In Wake of Virginia Lawsuit, Blunt Presses Congress to Address Military Voting

PRNewswire-USNewswire/ -- In the wake of a lawsuit in Virginia to extend the deadline for the state's acceptance of military absentee ballots by ten days, House Republican Whip Roy Blunt (Mo.) today released the following statement urging Congress to do more to ensure that the ballots of the nation's armed forces are counted:

"Our soldiers stationed over seas should not be disenfranchised from voting. For many of our servicemen and women, this election is not only their first but also one of the most important, and they should have every opportunity to have their vote counted and their voice heard.

"Given the situation in Virginia and elsewhere across the country, it's clear that military voting remains a major problem and ballots should have been mailed out sooner to ensure that members of our armed forces could participate in this historic election.

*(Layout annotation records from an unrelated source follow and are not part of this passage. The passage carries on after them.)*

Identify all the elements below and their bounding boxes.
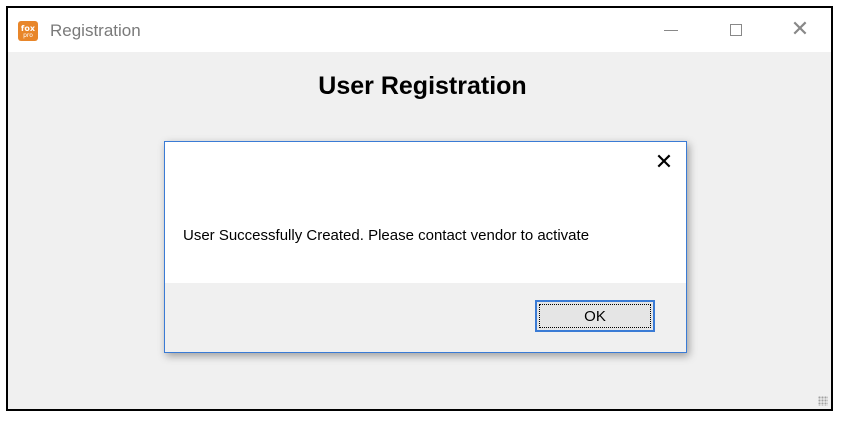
ok-button[interactable]: OK bbox=[535, 300, 655, 332]
app-icon-text-bottom: pro bbox=[23, 31, 33, 39]
app-icon[interactable]: fox pro bbox=[18, 21, 38, 41]
window-title: Registration bbox=[50, 21, 141, 40]
close-icon: ✕ bbox=[790, 17, 810, 42]
message-dialog: ✕ User Successfully Created. Please cont… bbox=[164, 141, 687, 353]
maximize-icon bbox=[730, 24, 742, 36]
page-heading: User Registration bbox=[8, 72, 831, 101]
minimize-button[interactable] bbox=[648, 8, 694, 52]
minimize-icon bbox=[664, 29, 678, 31]
maximize-button[interactable] bbox=[713, 8, 759, 52]
title-bar[interactable]: fox pro Registration ✕ bbox=[8, 8, 831, 52]
dialog-body: ✕ User Successfully Created. Please cont… bbox=[165, 142, 686, 283]
ok-button-label: OK bbox=[584, 307, 606, 325]
close-icon: ✕ bbox=[654, 150, 674, 175]
window-close-button[interactable]: ✕ bbox=[777, 8, 823, 52]
dialog-message: User Successfully Created. Please contac… bbox=[183, 227, 590, 244]
dialog-close-button[interactable]: ✕ bbox=[649, 150, 679, 176]
resize-grip-icon[interactable] bbox=[818, 396, 828, 406]
page-heading-text: User Registration bbox=[318, 72, 527, 100]
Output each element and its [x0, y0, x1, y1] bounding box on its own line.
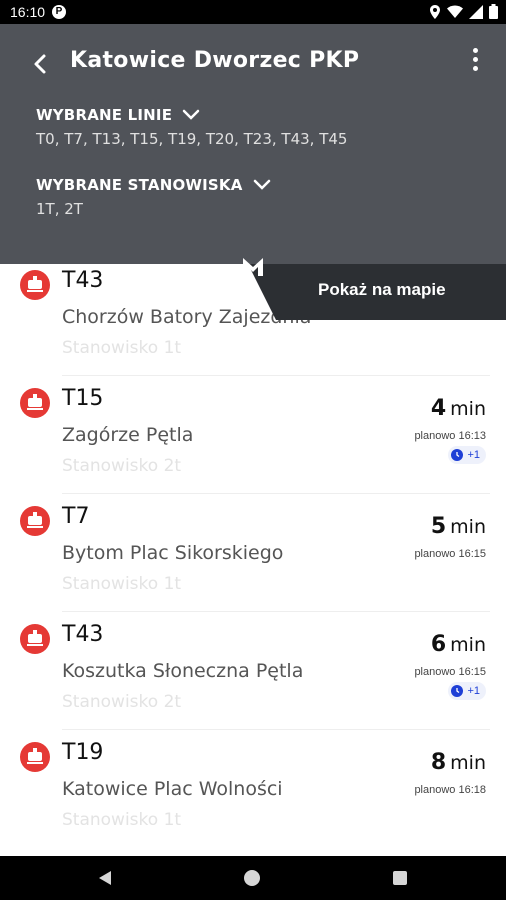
selected-lines-toggle[interactable]: WYBRANE LINIE — [36, 106, 200, 124]
chevron-down-icon — [253, 179, 270, 190]
back-arrow-icon[interactable] — [24, 48, 56, 80]
minutes-value: 6 — [430, 632, 447, 657]
selected-lines-label: WYBRANE LINIE — [36, 106, 173, 124]
tram-icon — [20, 742, 50, 772]
destination: Bytom Plac Sikorskiego — [62, 542, 284, 564]
stand-label: Stanowisko 1t — [62, 338, 182, 358]
minutes-unit: min — [450, 634, 486, 656]
system-nav-bar — [0, 856, 506, 900]
show-on-map-button[interactable]: Pokaż na mapie — [248, 264, 506, 320]
departure-time: 5 min — [431, 514, 486, 539]
stand-label: Stanowisko 1t — [62, 574, 182, 594]
status-bar: 16:10 P — [0, 0, 506, 24]
line-number: T7 — [62, 504, 90, 529]
delay-badge: +1 — [448, 682, 486, 700]
nav-recents-icon[interactable] — [393, 871, 407, 885]
tram-icon — [20, 506, 50, 536]
stand-label: Stanowisko 2t — [62, 692, 182, 712]
departure-row[interactable]: T19 Katowice Plac Wolności Stanowisko 1t… — [0, 730, 506, 848]
wifi-icon — [447, 5, 463, 18]
menu-dot — [472, 48, 478, 53]
chevron-down-icon — [182, 109, 200, 120]
destination: Zagórze Pętla — [62, 424, 194, 446]
line-number: T19 — [62, 740, 104, 765]
minutes-value: 5 — [430, 514, 447, 539]
destination: Koszutka Słoneczna Pętla — [62, 660, 304, 682]
clock-icon — [451, 685, 464, 697]
minutes-value: 4 — [430, 396, 447, 421]
delay-value: +1 — [467, 685, 480, 697]
planned-time: planowo 16:15 — [414, 548, 486, 560]
minutes-unit: min — [450, 516, 486, 538]
delay-badge: +1 — [448, 446, 486, 464]
signal-icon — [469, 4, 483, 19]
selected-stands-label: WYBRANE STANOWISKA — [36, 176, 243, 194]
destination: Katowice Plac Wolności — [62, 778, 283, 800]
departures-list[interactable]: T43 Chorzów Batory Zajezdnia Stanowisko … — [0, 264, 506, 856]
tram-icon — [20, 388, 50, 418]
notification-app-icon: P — [52, 5, 66, 19]
line-number: T15 — [62, 386, 104, 411]
departure-row[interactable]: T43 Koszutka Słoneczna Pętla Stanowisko … — [0, 612, 506, 730]
line-number: T43 — [62, 268, 104, 293]
stop-header: Katowice Dworzec PKP WYBRANE LINIE T0, T… — [0, 24, 506, 264]
stand-label: Stanowisko 2t — [62, 456, 182, 476]
stand-label: Stanowisko 1t — [62, 810, 182, 830]
delay-value: +1 — [467, 449, 480, 461]
departure-time: 4 min — [431, 396, 486, 421]
selected-lines-value: T0, T7, T13, T15, T19, T20, T23, T43, T4… — [36, 130, 348, 148]
departure-time: 6 min — [431, 632, 486, 657]
location-icon — [430, 4, 440, 19]
selected-stands-toggle[interactable]: WYBRANE STANOWISKA — [36, 176, 271, 194]
page-title: Katowice Dworzec PKP — [70, 48, 360, 73]
menu-dot — [472, 66, 478, 71]
departure-time: 8 min — [431, 750, 486, 775]
battery-icon — [489, 4, 498, 19]
planned-time: planowo 16:15 — [414, 666, 486, 678]
minutes-value: 8 — [430, 750, 447, 775]
planned-time: planowo 16:18 — [414, 784, 486, 796]
selected-stands-value: 1T, 2T — [36, 200, 83, 218]
overflow-menu-button[interactable] — [470, 48, 480, 78]
tram-icon — [20, 624, 50, 654]
show-on-map-label: Pokaż na mapie — [318, 280, 446, 299]
clock-icon — [451, 449, 464, 461]
nav-home-icon[interactable] — [244, 870, 260, 886]
line-number: T43 — [62, 622, 104, 647]
tram-icon — [20, 270, 50, 300]
departure-row[interactable]: T15 Zagórze Pętla Stanowisko 2t 4 min pla… — [0, 376, 506, 494]
status-icons — [429, 4, 498, 19]
menu-dot — [472, 57, 478, 62]
minutes-unit: min — [450, 752, 486, 774]
metropolis-logo-icon — [243, 258, 263, 276]
status-time: 16:10 — [10, 4, 46, 20]
departure-row[interactable]: T7 Bytom Plac Sikorskiego Stanowisko 1t … — [0, 494, 506, 612]
nav-back-icon[interactable] — [98, 870, 112, 886]
planned-time: planowo 16:13 — [414, 430, 486, 442]
minutes-unit: min — [450, 398, 486, 420]
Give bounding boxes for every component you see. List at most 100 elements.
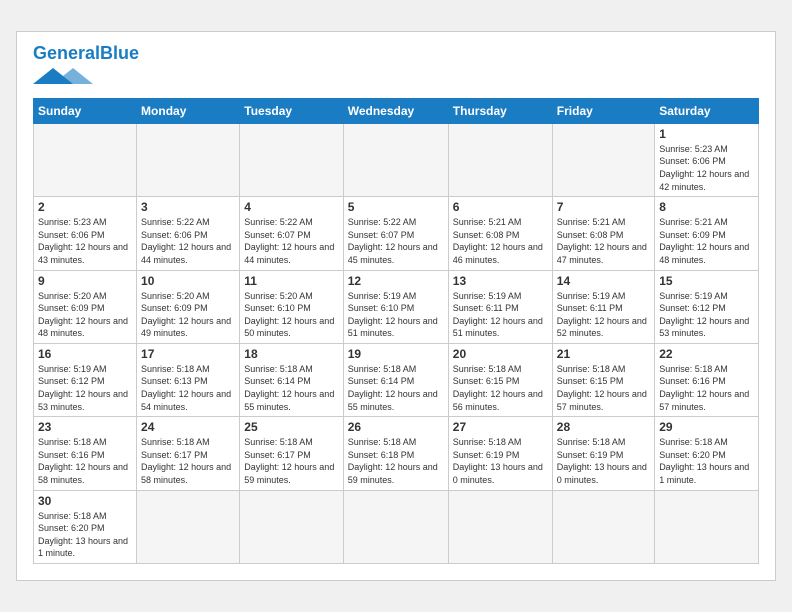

"Congress had the opportunity to safeguard the votes of our military this year, but regrettably chose instead to do too little, too late. Given their sacrifice for our nation, I urge Democrat leadership to do more in the next Congress to make sure that military participation in our democratic process is vastly improved in the future."

NOTE: Blunt authored a congressional resolution, H. Con. Res. 388, that passed the House in September expressing the sense of Congress that the Department of Defense and the Federal Voting Assistance Program take additional steps to ensure that members of the Armed Forces and their families have ample information on registering to vote and voting in the 2008 election. Similar legislation, authored by Senator John Cornyn (R-Texas), was never considered by the Senate.

The Election Assistance Commission (EAC) released a report last September citing that less than 17 percent of the 6 million citizens eligible under the Uniformed and Overseas Citizens Absentee Voting Act chose to participate in the 2006 general election. The EAC further found that of the 48,600 Uniformed and Overseas Citizens Absentee Voting Act ballots that were not counted by States and local jurisdictions in the November 2006 elections, 70 percent were not counted due to incorrect or undeliverable addresses and that more than 10 percent of all uncounted military and overseas absentee ballots were rejected because they were received past the required deadline.